Scripture Reading: Jonah 2:1-10

“Those who pay regard to vain idols forsake their hope of steadfast love.” (Jonah 2:8)

Jonah’s statement about idolatry is certainly true. Idolatry is a grievous sin against God. But why did Jonah make this statement part of his prayer? Was he referring to his own idolatry? Was he speaking of the idolatry of the pagan sailors who prayed each one to his own god? Or did he have something else in mind?

If you know the whole story, you know how Jonah relapsed into anger over God granting mercy to the Ninevites. When God spared Nineveh, Jonah’s response is surprising — “But it displeased Jonah exceedingly, and he was angry” (4:1). Although Jonah had come a long way in his spiritual growth, he was still holding on to his self-righteousness. Jonah saw the literal idols that the pagans worshiped, but he did not see the more subtle idols in his own heart.
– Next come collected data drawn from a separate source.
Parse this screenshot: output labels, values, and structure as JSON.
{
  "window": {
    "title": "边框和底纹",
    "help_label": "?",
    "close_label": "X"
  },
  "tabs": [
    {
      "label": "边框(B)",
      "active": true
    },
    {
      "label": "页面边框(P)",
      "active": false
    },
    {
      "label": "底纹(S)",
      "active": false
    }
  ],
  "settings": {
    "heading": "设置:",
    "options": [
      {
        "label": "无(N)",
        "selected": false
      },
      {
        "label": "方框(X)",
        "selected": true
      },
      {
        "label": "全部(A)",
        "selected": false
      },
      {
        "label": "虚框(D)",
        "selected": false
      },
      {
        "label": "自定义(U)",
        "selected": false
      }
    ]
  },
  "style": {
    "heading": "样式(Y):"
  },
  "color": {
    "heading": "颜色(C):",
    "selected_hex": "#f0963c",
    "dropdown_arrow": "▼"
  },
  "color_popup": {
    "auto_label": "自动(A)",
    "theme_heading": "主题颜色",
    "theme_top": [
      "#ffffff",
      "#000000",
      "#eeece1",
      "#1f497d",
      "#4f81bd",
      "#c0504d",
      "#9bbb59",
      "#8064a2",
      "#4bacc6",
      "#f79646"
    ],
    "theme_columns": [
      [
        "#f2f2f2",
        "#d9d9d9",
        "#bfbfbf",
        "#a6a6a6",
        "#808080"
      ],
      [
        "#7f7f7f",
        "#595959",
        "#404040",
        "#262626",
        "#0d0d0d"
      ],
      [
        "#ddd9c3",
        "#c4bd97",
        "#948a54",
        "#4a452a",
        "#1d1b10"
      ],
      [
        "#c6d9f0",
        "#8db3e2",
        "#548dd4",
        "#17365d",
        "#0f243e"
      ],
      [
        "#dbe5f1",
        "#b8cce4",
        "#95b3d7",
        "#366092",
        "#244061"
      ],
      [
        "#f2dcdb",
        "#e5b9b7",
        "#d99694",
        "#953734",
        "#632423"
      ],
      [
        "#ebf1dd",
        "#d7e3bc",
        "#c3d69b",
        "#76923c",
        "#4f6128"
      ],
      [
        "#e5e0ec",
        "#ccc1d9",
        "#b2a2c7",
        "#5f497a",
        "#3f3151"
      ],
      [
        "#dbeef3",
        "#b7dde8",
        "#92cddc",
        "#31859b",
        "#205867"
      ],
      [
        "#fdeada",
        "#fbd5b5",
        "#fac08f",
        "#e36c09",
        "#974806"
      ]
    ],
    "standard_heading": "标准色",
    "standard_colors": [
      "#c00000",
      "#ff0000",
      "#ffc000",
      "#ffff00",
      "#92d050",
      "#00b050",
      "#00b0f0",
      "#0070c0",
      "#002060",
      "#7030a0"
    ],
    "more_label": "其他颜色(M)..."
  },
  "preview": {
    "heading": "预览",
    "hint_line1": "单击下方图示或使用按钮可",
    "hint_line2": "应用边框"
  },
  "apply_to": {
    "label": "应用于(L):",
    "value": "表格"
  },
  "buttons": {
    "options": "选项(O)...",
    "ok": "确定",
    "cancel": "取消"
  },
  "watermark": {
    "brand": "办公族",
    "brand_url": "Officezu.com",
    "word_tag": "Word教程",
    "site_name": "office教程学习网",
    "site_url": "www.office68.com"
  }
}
Jonah is like most of us. We have a hard time letting go of our self-righteous attitudes. Even in our repentance, we may look at others who seem more sinful than we are and criticize them. Deep in our hearts, our subtle criticisms are evidence of our desire to justify ourselves. In a strange way, when we find fault in others, we feel better about ourselves. Self-righteousness is always our default mode.
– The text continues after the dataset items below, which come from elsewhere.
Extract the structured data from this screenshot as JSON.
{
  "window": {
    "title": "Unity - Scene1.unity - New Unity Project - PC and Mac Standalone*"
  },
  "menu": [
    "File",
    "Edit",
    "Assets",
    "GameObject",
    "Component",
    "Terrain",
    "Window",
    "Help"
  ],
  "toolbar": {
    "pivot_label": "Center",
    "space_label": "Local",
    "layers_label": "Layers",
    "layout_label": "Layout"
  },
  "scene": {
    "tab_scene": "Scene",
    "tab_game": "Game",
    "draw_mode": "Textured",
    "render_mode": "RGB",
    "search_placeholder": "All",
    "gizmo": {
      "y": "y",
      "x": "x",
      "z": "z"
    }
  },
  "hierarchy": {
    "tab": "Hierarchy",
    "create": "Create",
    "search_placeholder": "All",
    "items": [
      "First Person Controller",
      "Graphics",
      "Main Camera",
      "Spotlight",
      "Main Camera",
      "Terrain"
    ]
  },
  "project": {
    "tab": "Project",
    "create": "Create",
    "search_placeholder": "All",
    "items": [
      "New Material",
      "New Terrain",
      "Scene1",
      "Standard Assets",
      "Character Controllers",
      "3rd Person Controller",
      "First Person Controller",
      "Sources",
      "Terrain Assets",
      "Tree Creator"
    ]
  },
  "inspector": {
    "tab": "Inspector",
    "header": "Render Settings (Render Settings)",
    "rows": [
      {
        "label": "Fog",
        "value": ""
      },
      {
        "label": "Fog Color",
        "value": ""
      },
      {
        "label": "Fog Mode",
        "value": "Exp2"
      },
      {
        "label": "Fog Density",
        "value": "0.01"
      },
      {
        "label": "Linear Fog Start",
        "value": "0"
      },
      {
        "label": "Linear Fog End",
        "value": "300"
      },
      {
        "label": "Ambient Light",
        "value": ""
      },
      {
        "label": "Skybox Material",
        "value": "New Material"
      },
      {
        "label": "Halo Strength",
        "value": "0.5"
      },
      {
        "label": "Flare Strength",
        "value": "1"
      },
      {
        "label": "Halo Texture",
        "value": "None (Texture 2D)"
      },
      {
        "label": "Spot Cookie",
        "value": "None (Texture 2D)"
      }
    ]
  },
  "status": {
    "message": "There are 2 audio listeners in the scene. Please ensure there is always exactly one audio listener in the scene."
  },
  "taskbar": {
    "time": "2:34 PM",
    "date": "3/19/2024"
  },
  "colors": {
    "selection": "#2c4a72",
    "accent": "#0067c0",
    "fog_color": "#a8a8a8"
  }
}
Jonah had been in deep rebellion against God and his rebellious attitude had not gone away yet, as we will see later in the story. He still felt superior to the Ninevites and he remained critical of them and others. A critical spirit is a sure sign of self-righteousness.

Lord God, be gracious to me. I know that I still harbor self-righteousness in my heart. I still try to justify myself by being critical of others. Grant me grace to face my own sin honestly and to repent of it.